Enhancement of QOL is an accepted goal of rehabilitation, and its study is becoming very important in the field of rehabilitation psychology. Originally, QOL was an area that had been dominated by economists, sociologists, and some other social scientists. The first public mention of QOL was in a speech by an early spokesperson for President Johnson in which it was stated:
The task of the Great Society is to ensure our people the environment, the capacities, and the social structures that will give them a meaningful chance to pursue their individual happiness. Thus the Great Society is concerned not with how much, but with how good—not with the quantity of the goods, but with the quality of our lives.
But a close reading of the speech suggests that what was really discussed was standard of life rather than its quality, as noted in the emphasis on the interaction between the person and the environment. In fact, the people assigned to assess whether people were getting what was being promised were economists and sociologists, and they defined QOL in terms of the nature of the environment and the assets that people possessed. Thus they would include "domains," such as "number and quality of parks in the district," "the number of robberies in the community," and "the number of television sets in the home." Different people chose to include different domains in their final indices of QOL, and so the index varied with the researcher.
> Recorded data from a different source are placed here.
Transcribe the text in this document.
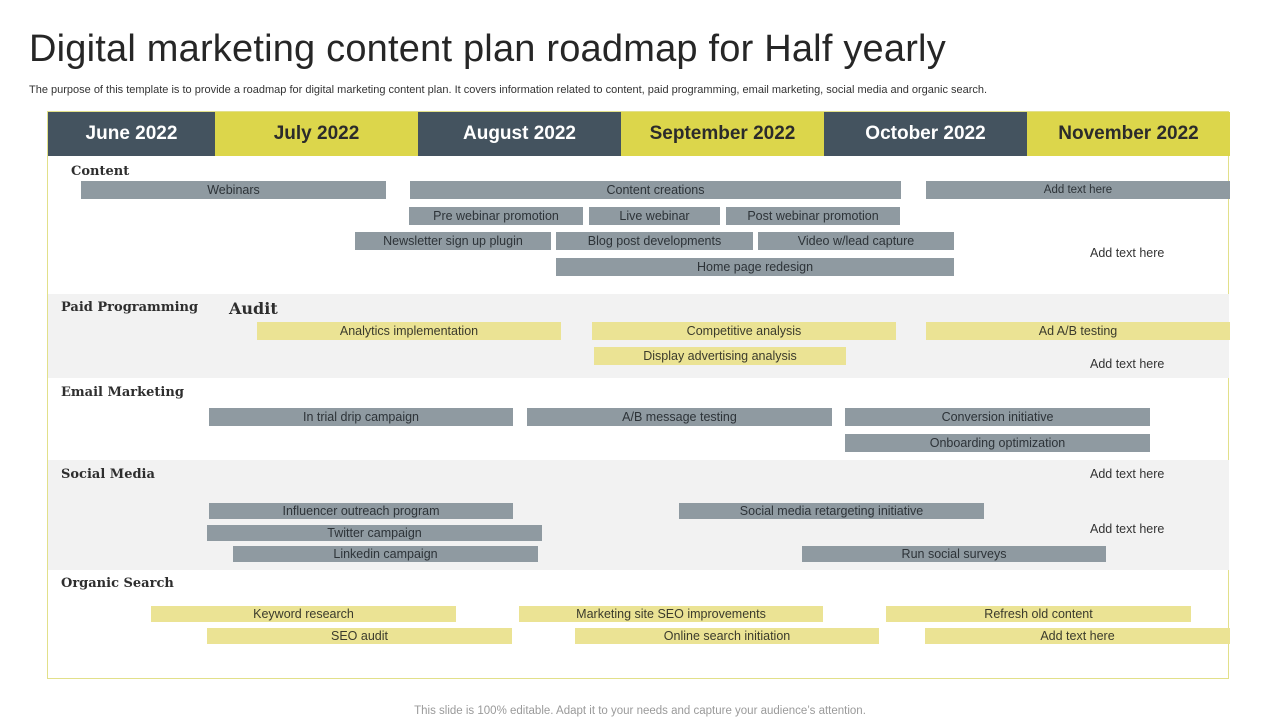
Digital marketing content plan roadmap for Half yearly
The purpose of this template is to provide a roadmap for digital marketing content plan. It covers information related to content, paid programming, email marketing, social media and organic search.
June 2022	July 2022	August 2022	September 2022	October 2022	November 2022
Content
Webinars	Content creations	Add text here
Pre webinar promotion	Live webinar	Post webinar promotion
Newsletter sign up plugin	Blog post developments	Video w/lead capture
Home page redesign
Add text here
Paid Programming Audit
Analytics implementation	Competitive analysis	Ad A/B testing
Display advertising analysis
Add text here
Email Marketing
In trial drip campaign	A/B message testing	Conversion initiative
Onboarding optimization
Social Media
Influencer outreach program	Social media retargeting initiative
Twitter campaign
Linkedin campaign	Run social surveys
Add text here
Add text here
Organic Search
Keyword research	Marketing site SEO improvements	Refresh old content
SEO audit	Online search initiation	Add text here
This slide is 100% editable. Adapt it to your needs and capture your audience’s attention.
Although this seemed to them to be an acceptable way of conceptualizing and measuring QOL, it was rejected by others in different countries who argued that one could have an equally high QOL without the greater abundance of goods and conditions found in the United States. In fact, comparisons of QOL of people in different communities generally failed to indicate significant differences.
Psychologists also argued that one should avoid concentration on being "well-off' and focus on a concern of "well-being." Furthermore, they argued that personal satisfaction with one's standard of life was the key to understanding the meaning of QOL and that one might possess very little but be satisfied or dissatisfied with whatever one had.
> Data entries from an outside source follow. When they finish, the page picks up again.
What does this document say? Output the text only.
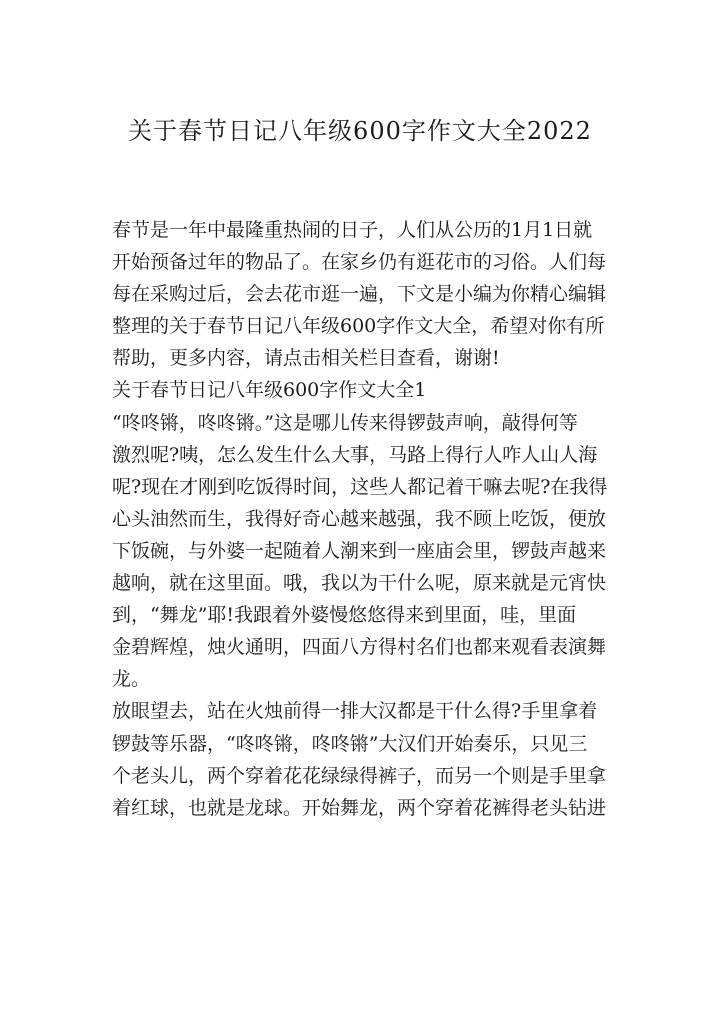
关于春节日记八年级600字作文大全2022
春节是一年中最隆重热闹的日子，人们从公历的1月1日就
开始预备过年的物品了。在家乡仍有逛花市的习俗。人们每
每在采购过后，会去花市逛一遍，下文是小编为你精心编辑
整理的关于春节日记八年级600字作文大全，希望对你有所
帮助，更多内容，请点击相关栏目查看，谢谢!
关于春节日记八年级600字作文大全1
“咚咚锵，咚咚锵。”这是哪儿传来得锣鼓声响，敲得何等
激烈呢?咦，怎么发生什么大事，马路上得行人咋人山人海
呢?现在才刚到吃饭得时间，这些人都记着干嘛去呢?在我得
心头油然而生，我得好奇心越来越强，我不顾上吃饭，便放
下饭碗，与外婆一起随着人潮来到一座庙会里，锣鼓声越来
越响，就在这里面。哦，我以为干什么呢，原来就是元宵快
到，“舞龙”耶!我跟着外婆慢悠悠得来到里面，哇，里面
金碧辉煌，烛火通明，四面八方得村名们也都来观看表演舞
龙。
放眼望去，站在火烛前得一排大汉都是干什么得?手里拿着
锣鼓等乐器，“咚咚锵，咚咚锵”大汉们开始奏乐，只见三
个老头儿，两个穿着花花绿绿得裤子，而另一个则是手里拿
着红球，也就是龙球。开始舞龙，两个穿着花裤得老头钻进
If we are to understand the impact of AT on a consumer, we must be aware that there are different impacts, each of which depends on the nature of the consumer and that of the device or program. The best analogy is probably that of the pyramid postulated by Maslow to illustrate the hierarchy of needs. In the bottom levels, he argued, are found the biological needs, and these must be gratified before the next levels become potent. The middle levels are the personenvironment interactions in which the individual strives to gain reward from the surrounding world, including both external and internal environments. Finally, at the peak, which Maslow termed self-actualization, is the need for inner satisfaction from life as a whole and the search for fulfillment of the needs for satisfaction in life experience.
Similarly, AT impacts on comparable levels. At the lowest level we find that the impact is biological and serves to extend life biologically. This can be termed quantity of life. Mechanical ventilation for people with ALS disease is an example of where AT has its strongest impact. At the intermediate level one finds that the impact is mainly on the standard of life. Wheelchairs, for example, impact on consumers so that they can interact more easily with the environment. At the peak of the pyramid, the impact is on the QOL, a term that should be reserved to denote the inner satisfaction derived from the assessment of the whole life process. Consumers find that by utilizing AT they are more satisfied with their lives and have greater self-confidence in their actions. Although AT can impact on all three levels, most AT devices impact on both the standard of life and the QOL levels.